The Australian chemical industry is opposed to further reductions in import tariffs being proposed by the government here as part of a national economic reform.
Australian Chemical Industry Council President George A. Lefroy warned that any new program of across-the-board tariff cuts would lead to a drastic drop in investment in the industry, the closure of some chemical plants and the loss of many jobs.The industry made this clear in reaction to proposals being suggested in government circles that a reduction in tariffs should be included in a package of economic measures expected to be introduced by the government in May.
Mr. Lefroy said he found it ludicrous that the government should be considering even lower tariffs for our industry which is already undergoing a radical reduction in tariffs.
The resistance follows already successful cuts in such tariffs. As a result of recent government action, tariffs on imported chemicals are being reduced over the next three years from 25 percent to 10 percent.
Latest statistics show that total sales of the Australian chemical industry - which consists of about 60 major manufacturing companies - are running at close to the equivalent of $1.9 billion, with about 10 percent representing exports. Profits industry-wide as a share of sales are 9.5 percent.
Mr. Lefroy stated: If it is argued that such an approach will give us the moral high ground in the GATT round, then I would simply comment that international trade discussions are to do with economic power and advantage, not morality. If it is argued that the approach will lead to increased investment, then I would flatly state that in our industry the opposite would be the case.
Mr. Lefroy, who is also general manager of Shell Chemicals Australia, a subsidiary of the Dutch oil major, said that governments in most parts of the world were becoming more protectionist. He added: In this context, it is hard to see any benefit for Australian industry or consumers from even lower tariffs for the chemical industry.
Mr. Lefroy claimed that this new government outlook was particularly serious because the chemical industry, which was notoriously cyclical, was finally enjoying an upturn in fortunes after what he described as long periods of stress.
He said Australian chemical companies were already introducing economies to reduce production costs to meet the increasing threat of imports because of the current tariff reduction policy. Investments were being increased to take advantage of improved technologies, marketing costs reduced, work practices adjusted to eliminate excess handling and staff reduced, he said.
According to ICI Australia managing director Michael Deeley, Australia's tariff level will be below the OECD average for chemicals when the present three-year reduction program is completed.

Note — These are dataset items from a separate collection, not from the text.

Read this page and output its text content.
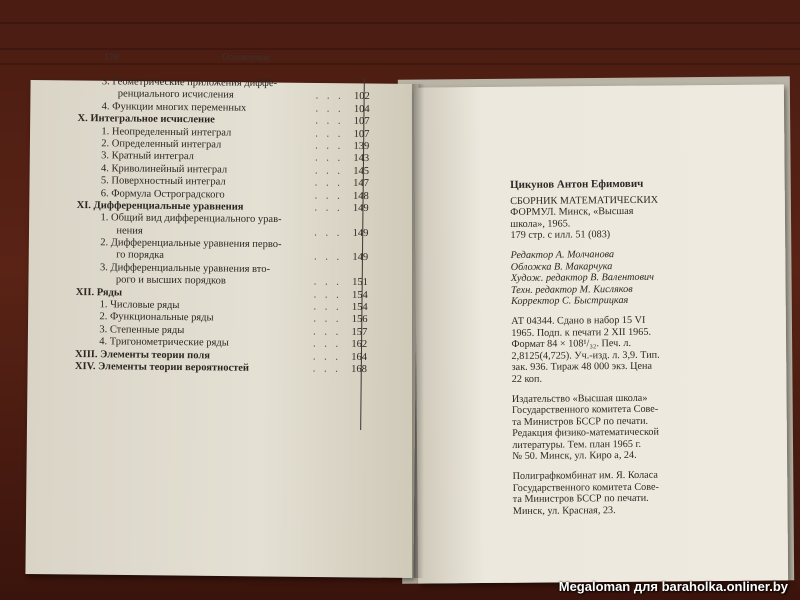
178	Оглавление
3. Геометрические приложения диффе-
ренциального исчисления	. . . 102
4. Функции многих переменных	. . . 104
X. Интегральное исчисление	. . . 107
1. Неопределенный интеграл	. . . 107
2. Определенный интеграл	. . . 139
3. Кратный интеграл	. . . 143
4. Криволинейный интеграл	. . . 145
5. Поверхностный интеграл	. . . 147
6. Формула Остроградского	. . . 148
XI. Дифференциальные уравнения	. . . 149
1. Общий вид дифференциального урав-
нения	. . . 149
2. Дифференциальные уравнения перво-
го порядка	. . . 149
3. Дифференциальные уравнения вто-
рого и высших порядков	. . . 151
XII. Ряды	. . . 154
1. Числовые ряды	. . . 154
2. Функциональные ряды	. . . 156
3. Степенные ряды	. . . 157
4. Тригонометрические ряды	. . . 162
XIII. Элементы теории поля	. . . 164
XIV. Элементы теории вероятностей	. . . 168
Цикунов Антон Ефимович
СБОРНИК МАТЕМАТИЧЕСКИХ
ФОРМУЛ. Минск, «Высшая
школа», 1965.
179 стр. с илл. 51 (083)
Редактор А. Молчанова
Обложка В. Макарчука
Худож. редактор В. Валентович
Техн. редактор М. Кисляков
Корректор С. Быстрицкая
АТ 04344. Сдано в набор 15 VI
1965. Подп. к печати 2 XII 1965.
Формат 84 × 108¹/₃₂. Печ. л.
2,8125(4,725). Уч.-изд. л. 3,9. Тип.
зак. 936. Тираж 48 000 экз. Цена
22 коп.
Издательство «Высшая школа»
Государственного комитета Сове-
та Министров БССР по печати.
Редакция физико-математической
литературы. Тем. план 1965 г.
№ 50. Минск, ул. Киро а, 24.
Полиграфкомбинат им. Я. Коласа
Государственного комитета Сове-
та Министров БССР по печати.
Минск, ул. Красная, 23.
Megaloman для baraholka.onliner.by
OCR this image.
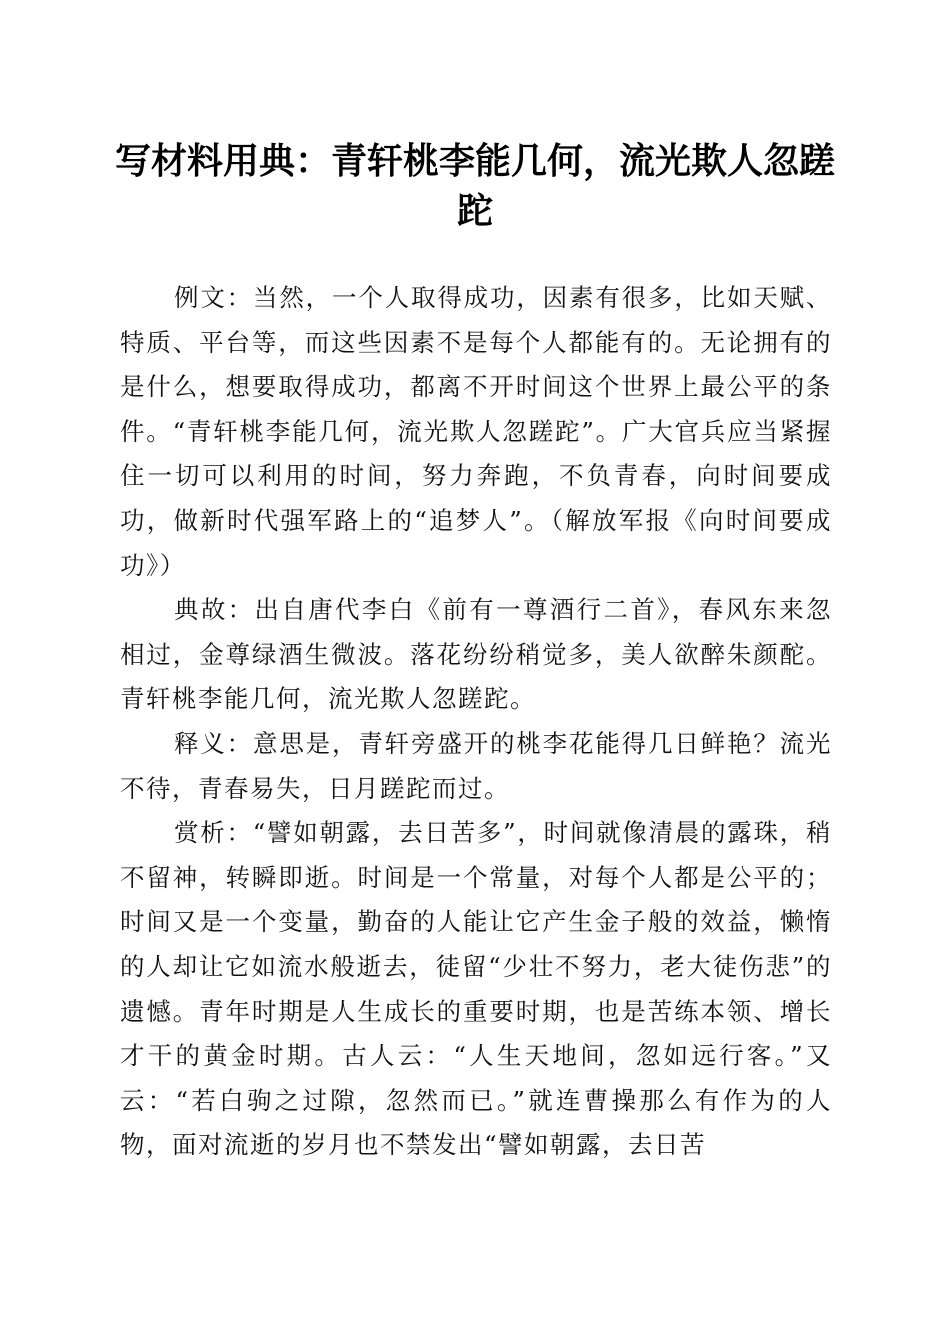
写材料用典：青轩桃李能几何，流光欺人忽蹉跎

例文：当然，一个人取得成功，因素有很多，比如天赋、特质、平台等，而这些因素不是每个人都能有的。无论拥有的是什么，想要取得成功，都离不开时间这个世界上最公平的条件。“青轩桃李能几何，流光欺人忽蹉跎”。广大官兵应当紧握住一切可以利用的时间，努力奔跑，不负青春，向时间要成功，做新时代强军路上的“追梦人”。（解放军报《向时间要成功》）

典故：出自唐代李白《前有一尊酒行二首》，春风东来忽相过，金尊绿酒生微波。落花纷纷稍觉多，美人欲醉朱颜酡。青轩桃李能几何，流光欺人忽蹉跎。

释义：意思是，青轩旁盛开的桃李花能得几日鲜艳？流光不待，青春易失，日月蹉跎而过。

赏析：“譬如朝露，去日苦多”，时间就像清晨的露珠，稍不留神，转瞬即逝。时间是一个常量，对每个人都是公平的；时间又是一个变量，勤奋的人能让它产生金子般的效益，懒惰的人却让它如流水般逝去，徒留“少壮不努力，老大徒伤悲”的遗憾。青年时期是人生成长的重要时期，也是苦练本领、增长才干的黄金时期。古人云：“人生天地间，忽如远行客。”又云：“若白驹之过隙，忽然而已。”就连曹操那么有作为的人物，面对流逝的岁月也不禁发出“譬如朝露，去日苦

In an address to a General Agreement on Tariffs and Trade meeting in Geneva in October 1987, Australian Prime Minister Robert J. Hawke said his government was prepared to negotiate a broad package of measures to reduce overall levels of effective assistance to Australian industry, including tariffs, as part of a broad-based multilateral approach to counter rising protectionism.
Mr. Hawke stated: In this context we are prepared to eliminate, over an appropriate implementation phase, all quantitative import measures designed to protect domestic industry.